Let's take a step back though to understand what is being protected and against what. If an attacker has access to your database, the password hashes should not be the most valuable secrets you're protecting. The attacker likely wants access to the data about the users which is directly accessible, or perhaps the attacker may wish to login as those users to more easily have the data presented to them, which they likely can do by using the session data that also is directly accessible.
Password hashes are useful from an attackers perspective for accessing user's data in other services where they likely have reused their passwords, but it's odd that companies bother to do this hashing at all. Hashing passwords is only helpful to users for the security of their accounts on other sites. It doesn't do anything for the security of the company itself.
Haroon Meer pointed out:
"Looking at "large breaches" it's worth noting that credit card & account theft mainly becomes public because of the nature of whats stolen."

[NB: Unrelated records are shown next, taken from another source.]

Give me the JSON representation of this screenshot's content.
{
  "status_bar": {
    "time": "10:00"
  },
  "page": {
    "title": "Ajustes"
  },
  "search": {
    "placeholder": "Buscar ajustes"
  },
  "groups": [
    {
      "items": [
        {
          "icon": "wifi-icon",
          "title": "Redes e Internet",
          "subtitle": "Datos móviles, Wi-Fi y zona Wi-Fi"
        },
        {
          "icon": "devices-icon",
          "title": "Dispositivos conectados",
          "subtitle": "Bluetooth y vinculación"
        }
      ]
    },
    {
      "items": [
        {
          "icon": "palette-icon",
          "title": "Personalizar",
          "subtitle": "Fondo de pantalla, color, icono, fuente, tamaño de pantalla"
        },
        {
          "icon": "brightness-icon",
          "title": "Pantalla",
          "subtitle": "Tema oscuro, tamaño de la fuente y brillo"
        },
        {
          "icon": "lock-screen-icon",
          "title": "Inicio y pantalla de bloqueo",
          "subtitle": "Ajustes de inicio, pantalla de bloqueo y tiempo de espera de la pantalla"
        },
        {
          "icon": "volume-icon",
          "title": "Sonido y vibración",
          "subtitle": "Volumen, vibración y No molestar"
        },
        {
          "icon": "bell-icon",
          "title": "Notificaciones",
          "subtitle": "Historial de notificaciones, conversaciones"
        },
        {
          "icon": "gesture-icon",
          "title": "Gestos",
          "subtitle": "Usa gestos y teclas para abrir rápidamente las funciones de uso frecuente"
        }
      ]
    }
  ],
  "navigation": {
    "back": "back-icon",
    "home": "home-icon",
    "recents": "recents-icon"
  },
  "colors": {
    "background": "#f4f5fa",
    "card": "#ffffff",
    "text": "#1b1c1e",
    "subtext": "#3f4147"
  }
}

Password hashes get cracked and used against other sites to compromise accounts there, and credit cards made fraudulent purchases. Both of these actions are quickly identified and usually quickly traced back to the source of the problem (which company was hacked). Companies disclose these breaches because they are forced to because it becomes public knowledge that the breach happened.

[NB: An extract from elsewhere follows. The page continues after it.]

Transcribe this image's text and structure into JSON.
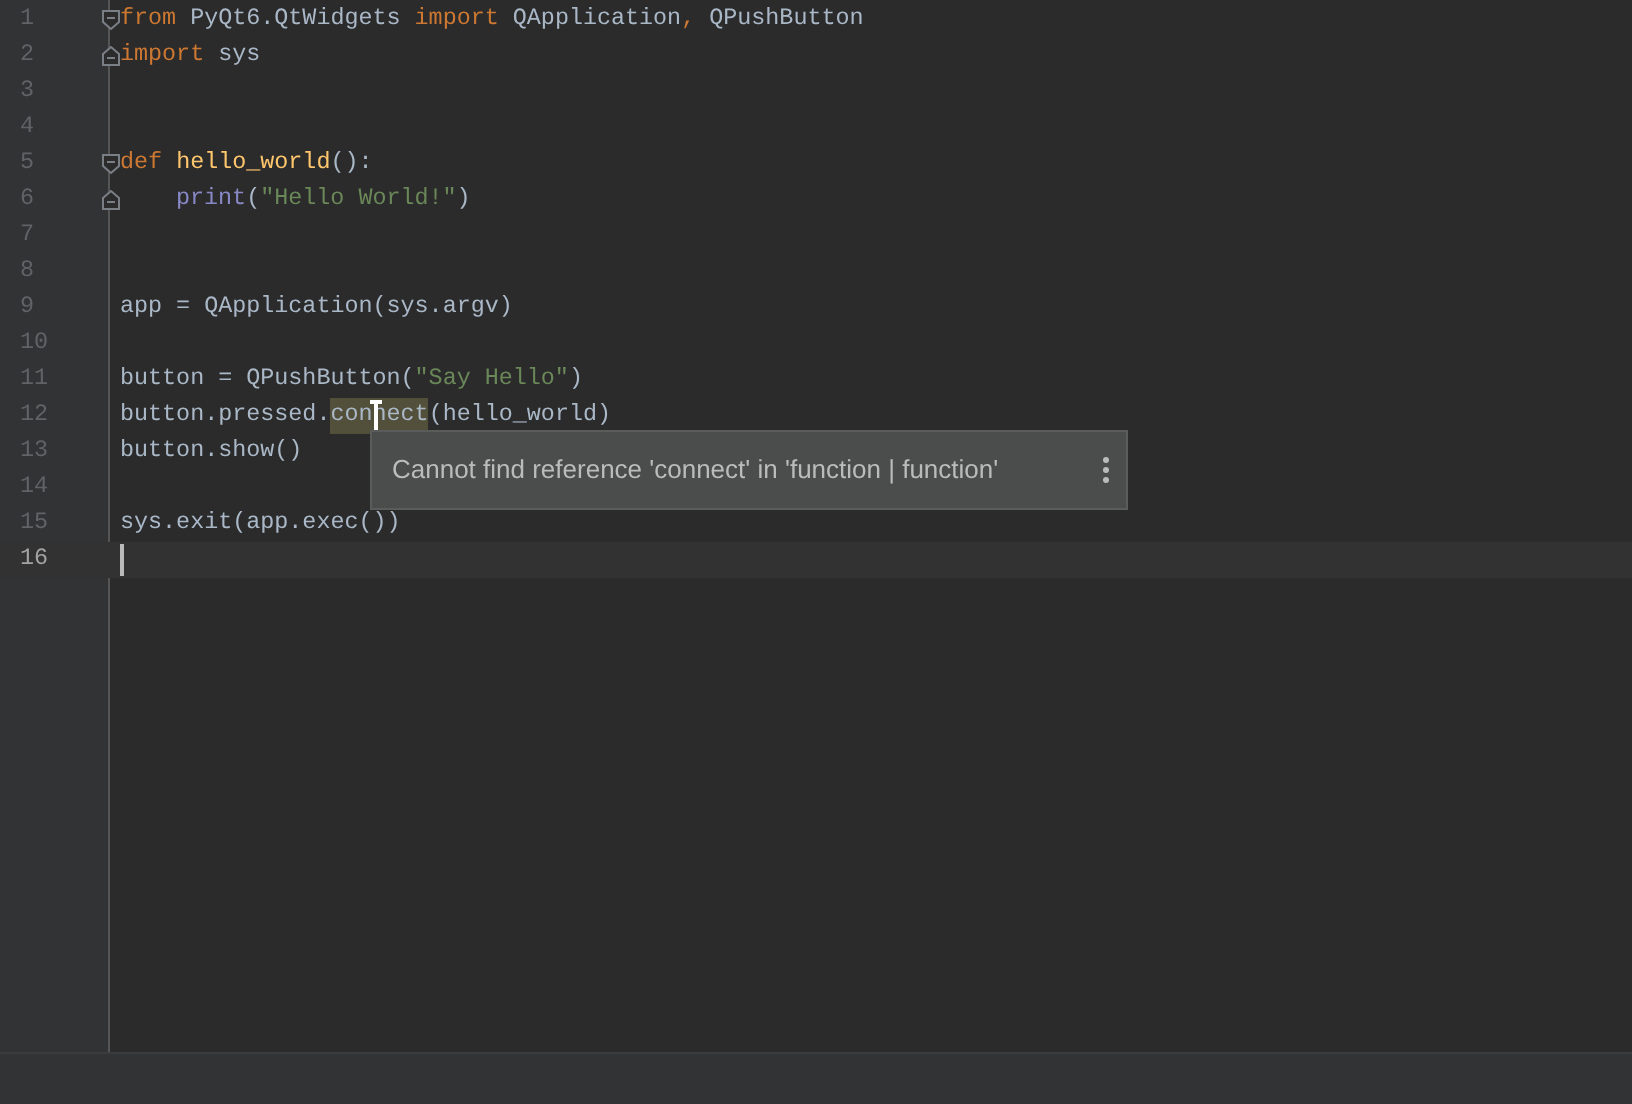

Examining the costs and causes of cyber incidents
RAND used data from 12,000 cyber incidents recorded between 2004-2015, using the same data used by cyber insurers, which is biased toward incidents involving legal cases, but nonetheless is extensive and provides more precise numbers than things like estimated losses from stolen intellectual property (link). Some relevant quotes:
"we find that the cost of a typical cyber incident in our sample is less than $200,000 (about the same as the firm’s annual IT security budget), and that this represents only 0.4% of their estimated annual revenues."
"we find that cyber incidents cost firms only a 0.4% of their annual revenues, much lower than retail shrinkage (1.3%), online fraud (0.9%), and overall rates of corruption, financial misstatements, and billing fraud (5%)."
The paper concludes with the following statement regarding how cyber security is likely to be improved:
"It is conceivable that the primary motivation may come from the cyber insurance industry through its use of incentive-based reductions in premiums (or deductibles). Indeed, with over 70 carriers offering cyber insurance policies (based on conversations between the author and Advisen representatives), and an estimated $2 billion in US premiums (Romanosky 2015), insurance companies may already be driving a de facto national cyber security practice across insureds."
Conference materials and publications
- REcon videos: REcon is a conference focused on reverse engineering in Montreal in mid-June.
- Cappsule: A hypervisor from Quarkslab to virtualize any software on the fly into lightweight VMs. Similar in some ways to Qubes OS, but is more user friendly by integrating with Ubuntu 16, while not pursuing to guard against some of the threats Qubes mitigates.
- Hex-Rays Plug-In Contest 2016: The maker of IDA Pro posted the results of their annual plugin competition. This year's winner was Ponce from Salesforce to add symbolic execution.
- Anti VM Tricks: A couple of companies released reports about different malware families this week that are using maxmind's geoip to learn who the owner of the ip-block is for the system the malware has gotten on. Using this, they will then decide to bail if the IP is owned by not only security companies, but also Amazon (likely a VM or VPN for a researcher), and other entities to avoid detonating on security researcher systems.